La première organisation du commerce des fourrures au Saguenay : 1580-1652

Camil Girard, Groupe de recherche Histoire (GRH), Université du Québec à Chicoutimi. 30 octobre 2003.

 
Au cours des dernières décennies du 16e siècle, la demande de fourrures ne cesse de croître en Europe. Les chapeliers parisiens découvrent la beauté du feutre de castor. Prisé d'abord par la noblesse, le port des fourrures et des chapeaux de feutre attire désormais les bourgeois et les nouveaux riches. Dans la métropole française, deux groupes d'intervenants agissent dans ce commerce. Il y a le roi qui encadre et tergiverse jusqu'en 1627 entre l'attribution de monopoles et la liberté d'un tel commerce. Pour leur part, les trafiquants et les commerçants privilégient plutôt une liberté des échanges demandant à l'Etat d'assurer les conditions favorables au maintien de cette liberté.

L'intérieur du territoire saguenayen est occupé par des peuples montagnais, nomades et chasseurs, qui peuvent intégrer leur activité traditionnelle à la nouvelle économie. Avec le commerce des fourrures s'amorce toute une série d'échanges entre le centre métropolitain et la colonie où se trouve la ressource de base. Au Saguenay, les animaux à fourrures sont chassés par les autochtones. Les fourrures sont troquées sur place avant d'aboutir sur les marchés européens où elles sont le plus souvent transformées avant d’être revendues. À chaque étape, on doit tirer un profit. Si tout va bien, ce commerce peut être fort lucratif. Mais les risques sont nombreux. Sur le terrain de la chasse, combien d'aléas peuvent anéantir le travail d'une année. Un hiver trop froid, un printemps soudain, des stocks qui s'épuisent, des guerres, un canot qui chavire. 

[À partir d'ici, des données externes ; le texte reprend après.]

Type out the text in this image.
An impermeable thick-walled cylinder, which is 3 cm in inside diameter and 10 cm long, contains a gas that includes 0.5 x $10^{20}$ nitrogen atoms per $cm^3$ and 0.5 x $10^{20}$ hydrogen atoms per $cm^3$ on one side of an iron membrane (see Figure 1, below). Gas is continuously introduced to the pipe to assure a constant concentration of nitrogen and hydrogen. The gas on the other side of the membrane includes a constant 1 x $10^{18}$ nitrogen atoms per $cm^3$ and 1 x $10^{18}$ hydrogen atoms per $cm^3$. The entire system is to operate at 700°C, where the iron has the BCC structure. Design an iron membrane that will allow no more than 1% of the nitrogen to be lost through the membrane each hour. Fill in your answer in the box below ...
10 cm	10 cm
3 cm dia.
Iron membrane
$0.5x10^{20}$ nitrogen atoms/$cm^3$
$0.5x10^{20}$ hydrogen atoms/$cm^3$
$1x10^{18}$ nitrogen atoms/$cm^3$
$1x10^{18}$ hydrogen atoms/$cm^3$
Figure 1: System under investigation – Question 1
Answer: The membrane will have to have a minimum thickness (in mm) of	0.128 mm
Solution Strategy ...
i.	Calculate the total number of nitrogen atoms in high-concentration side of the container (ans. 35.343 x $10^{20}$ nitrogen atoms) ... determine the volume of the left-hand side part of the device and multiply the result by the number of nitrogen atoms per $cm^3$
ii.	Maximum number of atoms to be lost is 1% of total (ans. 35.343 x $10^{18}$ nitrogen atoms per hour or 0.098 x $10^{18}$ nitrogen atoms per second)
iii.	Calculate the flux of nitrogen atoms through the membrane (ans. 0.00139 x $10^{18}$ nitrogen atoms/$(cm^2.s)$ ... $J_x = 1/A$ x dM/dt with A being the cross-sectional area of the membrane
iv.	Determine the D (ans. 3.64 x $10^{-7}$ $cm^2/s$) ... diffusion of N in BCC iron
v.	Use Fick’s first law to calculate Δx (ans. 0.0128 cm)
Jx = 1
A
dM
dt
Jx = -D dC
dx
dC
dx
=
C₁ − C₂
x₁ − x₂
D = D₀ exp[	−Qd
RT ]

Dès 1580, le commerce des fourrures existe au port de Tadoussac. C'est ce qu'affirment de vieux marins qui accompagnent Champlain en 1610. Le commerce se porte jusqu'à Lachine près de Montréal en 1581, alors que des armateurs français envoient une barque chargée de marchandises de traite. L'expérience est si concluante qu'on en conduit trois en 1582 et cinq l'année suivante. Les profits seraient considérables et atteindraient même 1 400 %. 

À la suite de tels succès, un nouvel intérêt pour le monopole des fourrures se manifeste en France. Le neveu de Jacques Cartier, Jacques Noël et son associé, Étienne Chaton de La Jannaye, obtiennent du roi Henri III le monopole du commerce des fourrures et des mines en janvier 1588. Ce privilège sera révoqué quelques mois plus tard après les protestations de marchands de Saint-Malo et de Bretagne qui se font les défenseurs de la liberté de commerce et qui s'opposent à toute colonisation du territoire.

Henri IV et son ministre Sully essaieront, à partir de l'Édit de Nantes de 1598, de réorganiser le commerce de la Nouvelle-France. Ils accordent, dès 1600, un nouveau monopole de traite dans la vallée du Saint-Laurent. Pierre Chauvin, un calviniste, capitaine de la marine dans l'armée française, en est le titulaire. Trois ans plus tard, suite au décès de Chauvin, Pierre du Gua de Monts obtient le privilège de la traite sur un vaste territoire qui inclut nommément Tadoussac. S'appuyant sur ce privilège, de Monts, un autre calviniste, commence à taxer les navires français qui fréquentent le Saint-Laurent. Encore une fois, des marchands de Saint-Malo, auxquels s’en joignent d’autres provenant de Dieppe et de La Rochelle, protestent auprès du roi, alléguant que depuis les voyages de Cartier, ils ont toujours traité dans cette région et ont même su développer des rapports amicaux avec les autochtones. Des Basques français font aussi connaître leurs griefs auprès du roi Henri IV en 1608. Devant ces protestations, le Conseil royal supprime, la même année, le monopole à de Monts et accorde la liberté de commerce à tous les armateurs du Royaume.

 
Bibliographie :

Girard, Camil et Normand Perron. Histoire du Saguenay–Lac-Saint-Jean, Québec, Institut québécois de recherche sur la culture, 1989. 665 p.